Encryption
All traffic between your browser, our extension, our API, and our servers travels over TLS 1.2 or higher. Data at rest (Postgres database volumes, S3-compatible capture storage on DigitalOcean Spaces) is encrypted by the storage provider.
Security
Security
Last updated: 2026-04-28
Today
What we do today
Redaction
The extension redacts sensitive headers, URL query parameters, URL fragments, and credential-shaped JSON keys client-side before any capture leaves your browser. The same rules are re-applied server-side as a defense-in-depth check. The redaction list is extensible from the extension’s Options page.
Access control
Roles in a workspace are owner, member, and viewer. The role determines who can edit tickets, change billing, manage members, and access audit logs. Authorization is enforced server-side on every request.
Authentication
Passwords are stored as bcrypt hashes. Sessions use signed, HttpOnly cookies with the Lax SameSite attribute.

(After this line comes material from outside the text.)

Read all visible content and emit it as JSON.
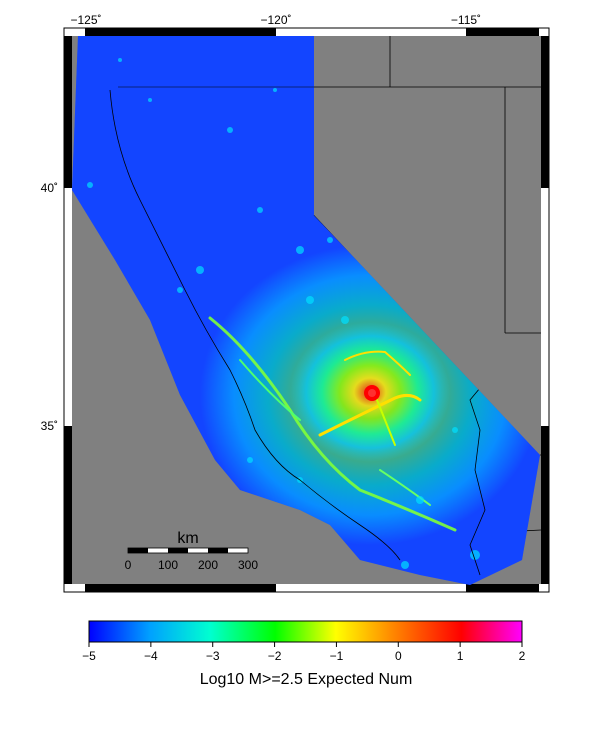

The extension authenticates via OAuth 2.0 with PKCE; tokens are stored in the extension’s local storage and never leave the user’s machine.
Auditing
Mutating actions across the workspace (member changes, role updates, billing events, ticket lifecycle, capture uploads) are written to an append-only audit log retained for 365 days. Owners can export the log as CSV.
Rate limiting
Authentication, OAuth, and write-heavy endpoints are rate-limited per IP. Limits are tuned to bound abuse without affecting normal use.
Data deletion
Soft-deleted tickets and captures are reaped from storage 30 days after deletion. Account-level deletion is available on request from contact@jhmediagroup.com.
Subprocessors
Subprocessors
We rely on the following third parties to operate the service. Each handles a defined data scope under a Data Processing Addendum or equivalent agreement.
| Subprocessor | Service | Data processed | Location |
|---|---|---|---|
| DigitalOcean, LLC | Application hosting, Postgres database, Valkey cache, Spaces object storage | All customer data | United States |
| Stripe, Inc. | Subscription billing, payment processing | Billing and customer record (no card numbers reach Toado) | United States |
| Twilio SendGrid | Transactional email (account verification, magic-link invites, password reset) | Recipient email, subject, body, delivery status | United States |
| Anthropic, PBC | AI-generated ticket titles | Ticket description text only (no screenshots, DOM, console, or network data) | United States |
| Google LLC (Workspace) | Inbound email handling for @toado.dev addresses | Email content of replies sent to Toado | United States |
| Vercel Inc. | Marketing site hosting | Marketing-site request logs only | United States |
Vulnerability disclosure
Vulnerability disclosure
Security researchers can report vulnerabilities to contact@jhmediagroup.com. We acknowledge reports within two business days and aim to resolve confirmed vulnerabilities promptly based on severity.
Not yet
What we do not yet have
We are an early-stage product. The following are not available today: SOC 2 / SOC 3 reports, HIPAA Business Associate Agreements, ISO 27001 certification, single sign-on (SAML / OIDC) for end-user authentication, EU-only data residency. We will update this page when any of these change.